Рыжий студент опять раскрыл свои пухлые губы:

— Хвастать не хочу, но здешние товарищи знают. Мы действовали внешне легально и очень энергично. Создали собственную библиотеку в Медико-хирургической академии в отличие от академической. Был свой фонд. Книги выписывались по заявкам студентов, членов нашего кружка. Понятное дело, выписывались самые острые, самые передовые книги. И так повсюду, во многих городах, в открытых нами отделениях «Книжного дела». Нас профессура хорошо знает, наши группы из лучших, наиболее успешных студентов, с нами даже правая профессура считалась. Чайковский, как вам известно, «Книжное дело» начал в противовес влиянию нечаевцев.

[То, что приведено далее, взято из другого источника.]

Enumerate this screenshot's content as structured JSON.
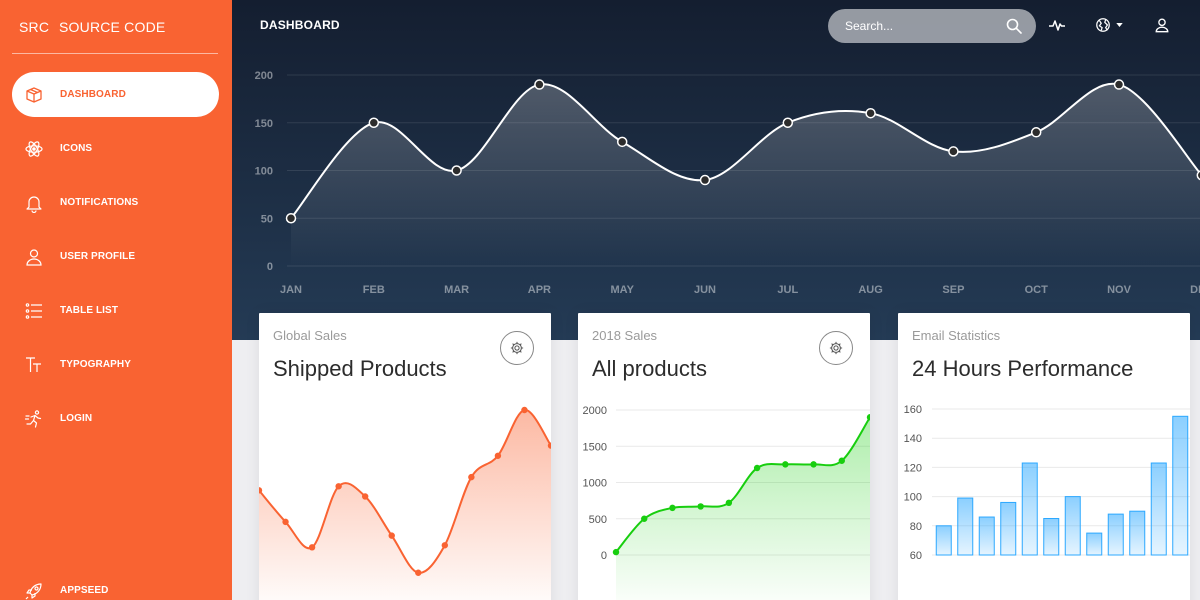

— От Бакунина это влиянье идет, — вставил Жорж, — книги долой, учиться не надо, развиваться не надо, да здравствует народный взрыв, а взрыва-то и нет! Чушь все это, и чушь зловредная. Взрыва не бывает без людей, а люди сами собой не становятся грамотными революционерами. Готовить надо людей, учиться всем нам надо, каждому подготовленному человеку счет вести, эти люди и есть будущее России.

— В книжники тоже легко сползти, в голую теорию, — и очень просто! — загудел бас рядом с Чевкиным. — Если вредна нечаевщина, то куда уж вредней кабинетные теоретики. Они так зачитаются книгой, что забудут на улицу выйти, когда наступит час.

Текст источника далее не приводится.